Parenchyme - stroma interaction
An asymmetric CA was introduced in the
previous chapter . Actually,
a CA by itself cannot become asymmetric. Any zygote of CA#600 will become
symmetric. In order to become asymmetric, it has to be supported by
a second CA. In order to grow an asymmetric CA, two zygotes have
to be planted, one will grow into an asymmetric CA and the other will support
it. Such a couple is depicted in the image below. The two zygotes
differentiate side by side. Their mutual impact is {0, 8} . Ca-1 does not interact with CA-2, while the other supports its asymmetry.
This relationship illustrates
an important biological phenomenon known as Parenchyme-Stroma interaction. For instance, in order to survive, epithelium of the skin (parenchyma) depends on trophic factors
produced by the dermis (stroma). Stroma
controls the differentiation of parenchyma. In the present experiment stroma makes
CA-1 asymmetric. Remove the second zygote (stroma) and the remaining zygote
will grow into a symmetric CA.
Imprinting
In the embryo parenchyma-stroma relationship may be temporary.

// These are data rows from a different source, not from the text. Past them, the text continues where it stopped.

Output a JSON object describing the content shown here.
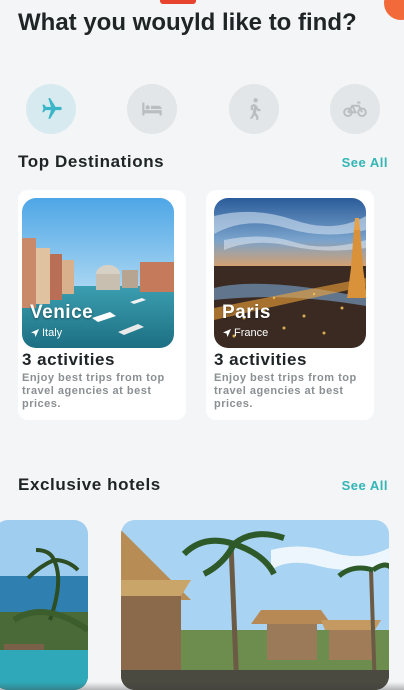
{
  "page": {
    "title": "What you wouyld like to find?"
  },
  "categories": [
    {
      "name": "flights",
      "icon": "airplane-icon",
      "active": true
    },
    {
      "name": "hotels",
      "icon": "bed-icon",
      "active": false
    },
    {
      "name": "activities",
      "icon": "walking-person-icon",
      "active": false
    },
    {
      "name": "bike-rentals",
      "icon": "bicycle-icon",
      "active": false
    }
  ],
  "top_destinations": {
    "title": "Top Destinations",
    "see_all": "See All",
    "cards": [
      {
        "city": "Venice",
        "country": "Italy",
        "activities": "3 activities",
        "description": "Enjoy best trips from top travel agencies at best prices."
      },
      {
        "city": "Paris",
        "country": "France",
        "activities": "3 activities",
        "description": "Enjoy best trips from top travel agencies at best prices."
      }
    ]
  },
  "exclusive_hotels": {
    "title": "Exclusive hotels",
    "see_all": "See All"
  },
  "colors": {
    "accent": "#33b5b5",
    "icon_active": "#3bb6c9",
    "icon_inactive": "#b9bec1",
    "background": "#f3f5f6"
  }
}
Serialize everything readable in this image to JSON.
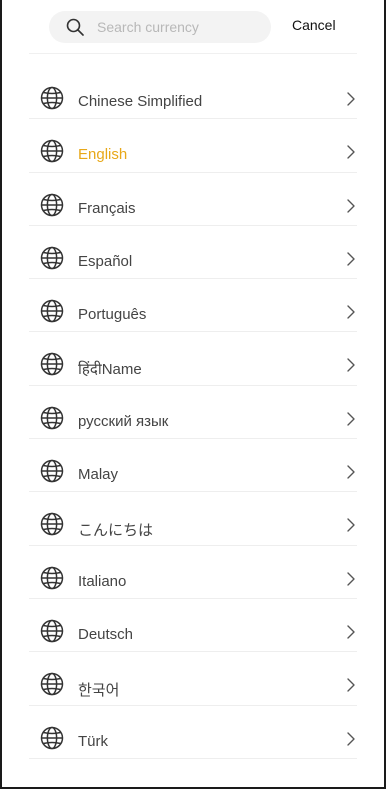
{
  "search": {
    "placeholder": "Search currency",
    "cancel_label": "Cancel"
  },
  "languages": [
    {
      "label": "Chinese Simplified",
      "icon": "globe-icon"
    },
    {
      "label": "English",
      "icon": "globe-icon",
      "selected": true
    },
    {
      "label": "Français",
      "icon": "globe-icon"
    },
    {
      "label": "Español",
      "icon": "globe-icon"
    },
    {
      "label": "Português",
      "icon": "globe-icon"
    },
    {
      "label": "हिंदीName",
      "icon": "globe-icon"
    },
    {
      "label": "русский язык",
      "icon": "globe-icon"
    },
    {
      "label": "Malay",
      "icon": "globe-icon"
    },
    {
      "label": "こんにちは",
      "icon": "globe-icon"
    },
    {
      "label": "Italiano",
      "icon": "globe-icon"
    },
    {
      "label": "Deutsch",
      "icon": "globe-icon"
    },
    {
      "label": "한국어",
      "icon": "globe-icon"
    },
    {
      "label": "Türk",
      "icon": "globe-icon"
    }
  ],
  "colors": {
    "selected": "#e8a819",
    "text": "#444444",
    "search_bg": "#f3f3f3"
  }
}
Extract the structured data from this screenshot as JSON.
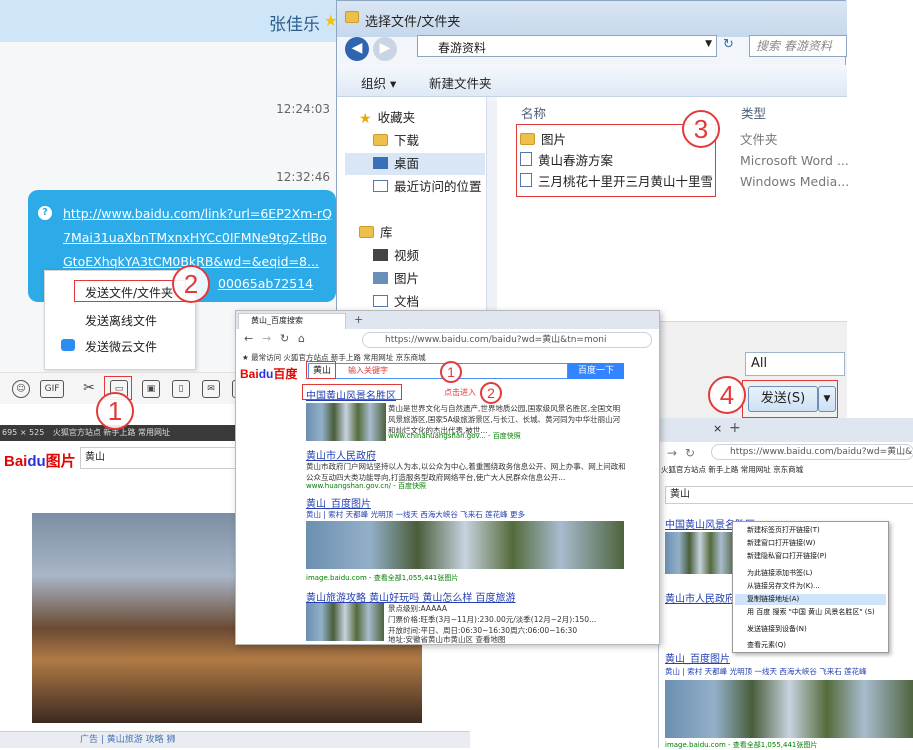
{
  "chat": {
    "title": "张佳乐",
    "time1": "12:24:03",
    "time2": "12:32:46",
    "link_text": "http://www.baidu.com/link?url=6EP2Xm-rQ7Mai31uaXbnTMxnxHYCc0IFMNe9tgZ-tlBoGtoEXhqkYA3tCM0BkRB&wd=&eqid=8...",
    "link_tail": "00065ab72514",
    "menu": [
      "发送文件/文件夹",
      "发送离线文件",
      "发送微云文件"
    ],
    "toolbar": [
      "GIF"
    ]
  },
  "explorer": {
    "title": "选择文件/文件夹",
    "path": "春游资料",
    "search_placeholder": "搜索 春游资料",
    "organize": "组织 ▾",
    "new_folder": "新建文件夹",
    "col_name": "名称",
    "col_type": "类型",
    "nav": [
      "收藏夹",
      "下载",
      "桌面",
      "最近访问的位置",
      "库",
      "视频",
      "图片",
      "文档"
    ],
    "files": [
      {
        "name": "图片",
        "type": "文件夹"
      },
      {
        "name": "黄山春游方案",
        "type": "Microsoft Word ..."
      },
      {
        "name": "三月桃花十里开三月黄山十里雪",
        "type": "Windows Media..."
      }
    ],
    "filter": "All",
    "send": "发送(S)"
  },
  "browser": {
    "tab": "黄山_百度搜索",
    "url": "https://www.baidu.com/baidu?wd=黄山&tn=moni",
    "bookmarks": "★ 最常访问  火狐官方站点  新手上路  常用网址  京东商城",
    "query": "黄山",
    "search_btn": "百度一下",
    "ann1": "输入关键字",
    "ann2": "点击进入",
    "results": [
      {
        "title": "中国黄山风景名胜区",
        "text": "黄山是世界文化与自然遗产,世界地质公园,国家级风景名胜区,全国文明风景旅游区,国家5A级旅游景区,与长江、长城、黄河同为中华壮丽山河和灿烂文化的杰出代表,被世...",
        "url": "www.chinahuangshan.gov... - 百度快照"
      },
      {
        "title": "黄山市人民政府",
        "text": "黄山市政府门户网站坚持以人为本,以公众为中心,着重围绕政务信息公开、网上办事、网上问政和公众互动四大类功能导向,打造服务型政府网络平台,使广大人民群众信息公开...",
        "url": "www.huangshan.gov.cn/ - 百度快照"
      },
      {
        "title": "黄山_百度图片",
        "sub": "黄山 | 索村  天都峰  光明顶  一线天  西海大峡谷  飞来石  莲花峰  更多",
        "url": "image.baidu.com - 查看全部1,055,441张图片"
      },
      {
        "title": "黄山旅游攻略  黄山好玩吗  黄山怎么样  百度旅游",
        "lines": [
          "景点级别:AAAAA",
          "门票价格:旺季(3月~11月):230.00元/淡季(12月~2月):150...",
          "开放时间:平日、周日:06:30~16:30周六:06:00~16:30",
          "地址:安徽省黄山市黄山区  查看地图"
        ]
      }
    ]
  },
  "imgwin": {
    "size": "695 × 525",
    "bookmarks": "火狐官方站点  新手上路  常用网址",
    "query": "黄山",
    "bottom": "广告 | 黄山旅游 攻略 狮"
  },
  "browser2": {
    "url": "https://www.baidu.com/baidu?wd=黄山&tn=mo",
    "bookmarks": "火狐官方站点  新手上路  常用网址  京东商城",
    "query": "黄山",
    "result1": "中国黄山风景名胜区",
    "result2": "黄山市人民政府",
    "result3": "黄山_百度图片",
    "sub3": "黄山 | 索村  天都峰  光明顶  一线天  西海大峡谷  飞来石  莲花峰",
    "url3": "image.baidu.com - 查看全部1,055,441张图片",
    "context_menu": [
      "新建标签页打开链接(T)",
      "新建窗口打开链接(W)",
      "新建隐私窗口打开链接(P)",
      "为此链接添加书签(L)",
      "从链接另存文件为(K)...",
      "复制链接地址(A)",
      "用 百度 搜索 \"中国 黄山 风景名胜区\" (S)",
      "发送链接到设备(N)",
      "查看元素(Q)"
    ]
  },
  "markers": [
    "1",
    "2",
    "3",
    "4",
    "1",
    "2"
  ]
}
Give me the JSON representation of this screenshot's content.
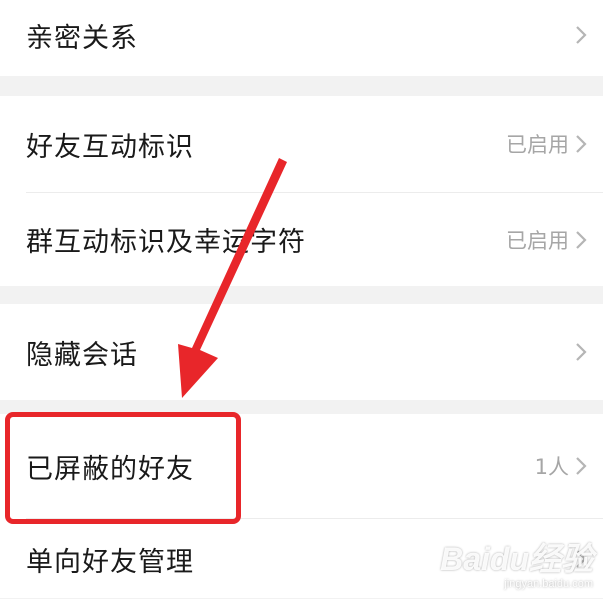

Like in the second experiment, when two zygotes were planted and grow side
by side. Their mutual impact is {10, 9}. As CAs mature, their mutual
impact becomes more effective, until
CA-2 (stroma) dies. CA-1 (parenchyme)
changes its structure, and continues living. During the short period
of co-existence, CA-1 was endowed with two new features: independence,
and new structure. This phenomenon is known as imprinting. CA-2 imprinted
CA-1 with these features.
Induction
The third experiment demonstrates an important phenomenon
of embryogenesis, called Induction. First,
two zygotes are planted and the parenchyme grows into an asymmetric
CA. At time = 40 a third zygote
is planted. It interacts solely with the second CA . impact ={11
, 0}. This impact inhibits the growth of CA-2 and it dies. Actually CA-1
was imprinted as in the previous experiment, and its changes became apparent
after the third zygote was planted. It
appears as if CA-3 induced them. Yet in the present setting such
is not possible, since the impact of CA-3 on CA-1 is zero. CA-3 did not induce these changes. Since
real experiments in embryology are too crude, such an experiment would be
interpreted as induction.
The image on the right is an intuitive illustration of induction. Imagine that at t = i. a stem cell starts dividing and generates a hand. At t = j the first finger is generated by induction. The inducing process is not depicted.